Jake Wade (Robert Taylor) vient de faire échapper de prison son ancien complice Clint Hollister (Richard Widmark), qui sans cela aurait fini au bout d’une corde. Ayant appris la situation dans laquelle ce dernier se trouvait, Jake s’est senti obligé d’accomplir cette action malgré le fait qu’entre temps il soit passé du bon côté de la loi, devenu désormais marshal d’une petite ville. Il pense maintenant en avoir fini avec sa dette envers Clint, ce dernier lui ayant autrefois sauvé la vie alors qu’il se trouvait dans le même cas de figure. Mais Clint n’a pas oublié que son ex-acolyte l’a autrefois lâchement abandonné après l’attaque d’une banque, partant seul avec le butin de 20 000 dollars ; il lui annonce qu’il ne le laissera pas tranquille tant qu’il n’aura pas récupéré au moins sa part du gâteau. Quoi qu’il en soit, leurs chemins se séparent et Jack repart donc avec une pointe d’inquiétude, allant faire part à Peggy (Patricia Owens), sa fiancée, de sa volonté de quitter la région, sans pour autant lui expliquer ses motivations. Mais Clint n’a pas perdu son temps et, grâce à la monture que Jake lui a donnée, retrouve le marshal avant que celui-ci n’ait empaqueté ses bagages. Avec l’aide de ses hommes, l’inquiétant Rennie (Henry Silva), le nerveux Wexler (DeForest Kelley), le brutal Burke (Eddie Firestone) et le plus âgé Ortero (Robert Middleton), il kidnappe Peggy et, grâce à cet otage qu’il menace de tuer au moindre faux pas, oblige Jake à les conduire jusqu’au magot qui se trouve enterré en plein territoire Comanche. Le voyage en territoire hostile commence, tendu et semé d’embûches...

Analyse et critique

Situé chronologiquement dans la filmographie westernienne de John Sturges juste après Règlement de comptes à O.K. Corral, Le Trésor du pendu, malgré à nouveau une superbe confrontation entre deux stars hollywoodiennes à leur sommet, ne possède pas la force ni la richesse de son prédécesseur. Il ne saurait prétendre non plus atteindre le niveau du splendide Fort Bravo (qui demeure toujours à ce jour le chef-d’œuvre de son réalisateur), surtout par la faute de personnages pour lesquels nous éprouvons un peu moins d’empathie, que ce soit les protagonistes masculins ou féminins (le rôle que tient Patricia Owens ne servant ici que de faire-valoir), et d’un scénario chargé d’une moindre charge émotionnelle, trop froid, cérébral et pas assez spontané.
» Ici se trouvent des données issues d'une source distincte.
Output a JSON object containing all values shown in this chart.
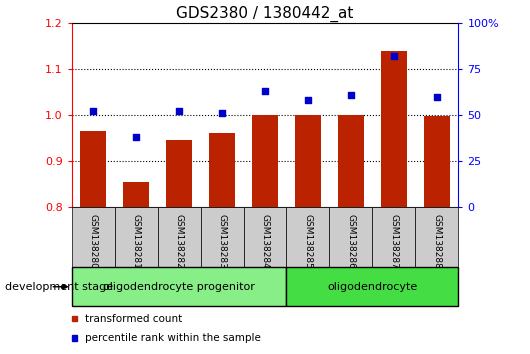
{
  "title": "GDS2380 / 1380442_at",
  "categories": [
    "GSM138280",
    "GSM138281",
    "GSM138282",
    "GSM138283",
    "GSM138284",
    "GSM138285",
    "GSM138286",
    "GSM138287",
    "GSM138288"
  ],
  "bar_values": [
    0.965,
    0.855,
    0.945,
    0.96,
    1.0,
    1.0,
    1.0,
    1.14,
    0.998
  ],
  "scatter_values": [
    52,
    38,
    52,
    51,
    63,
    58,
    61,
    82,
    60
  ],
  "bar_color": "#bb2200",
  "scatter_color": "#0000cc",
  "ylim_left": [
    0.8,
    1.2
  ],
  "ylim_right": [
    0,
    100
  ],
  "yticks_left": [
    0.8,
    0.9,
    1.0,
    1.1,
    1.2
  ],
  "yticks_right": [
    0,
    25,
    50,
    75,
    100
  ],
  "ytick_labels_right": [
    "0",
    "25",
    "50",
    "75",
    "100%"
  ],
  "grid_values": [
    0.9,
    1.0,
    1.1
  ],
  "groups": [
    {
      "label": "oligodendrocyte progenitor",
      "start": 0,
      "end": 4,
      "color": "#88ee88"
    },
    {
      "label": "oligodendrocyte",
      "start": 5,
      "end": 8,
      "color": "#44dd44"
    }
  ],
  "dev_stage_label": "development stage",
  "legend_items": [
    {
      "label": "transformed count",
      "color": "#bb2200"
    },
    {
      "label": "percentile rank within the sample",
      "color": "#0000cc"
    }
  ],
  "bar_width": 0.6
}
Une certaine solennité semble d’ailleurs vouloir s’agripper au genre dans son ensemble en cette première moitié d’année 1958. Ce regain de sérieux, cette volonté de faire "adulte, sont-ce pour ces raisons qu’Hervé Bazin a inventé le terme de "sur-western" ? Cela aurait été en tout cas plus juste que de taxer de cette expression les westerns à tendances psychologiques et (ou) psychanalytiques qui, si l'on y regarde de plus près, n’ont pas attendu la fin de cette décennie pour exister. Si j’ai souvent déploré l’insertion quasi systématique dans les années 1940 d’un humour parfois lourdingue au sein du genre (et notamment à la Warner), j’en serais presque à le regretter au vu du sérieux monacal dont font preuve désormais beaucoup de classiques sortis à cette période. Certains en oublieraient presque la fonction première du genre, à savoir le divertissement. Bien évidement, je schématise car parmi les plus beaux fleurons du western, on ne peut pas dire que certains chefs-d’œuvre signés Anthony Mann, Budd Boetticher, Delmer Daves ou William Wellman respiraient la joie de vivre. Seulement, et c’est en cela que je rejoins Bertrand Tavernier, on a un peu l’impression que désormais beaucoup de cinéastes, se prenant un peu trop au sérieux, rendent malgré eux leurs derniers films parfois mortifères ou guindés. Certaines séquences aux dialogues trop écrits du film de Sturges peuvent ainsi en donner l’impression.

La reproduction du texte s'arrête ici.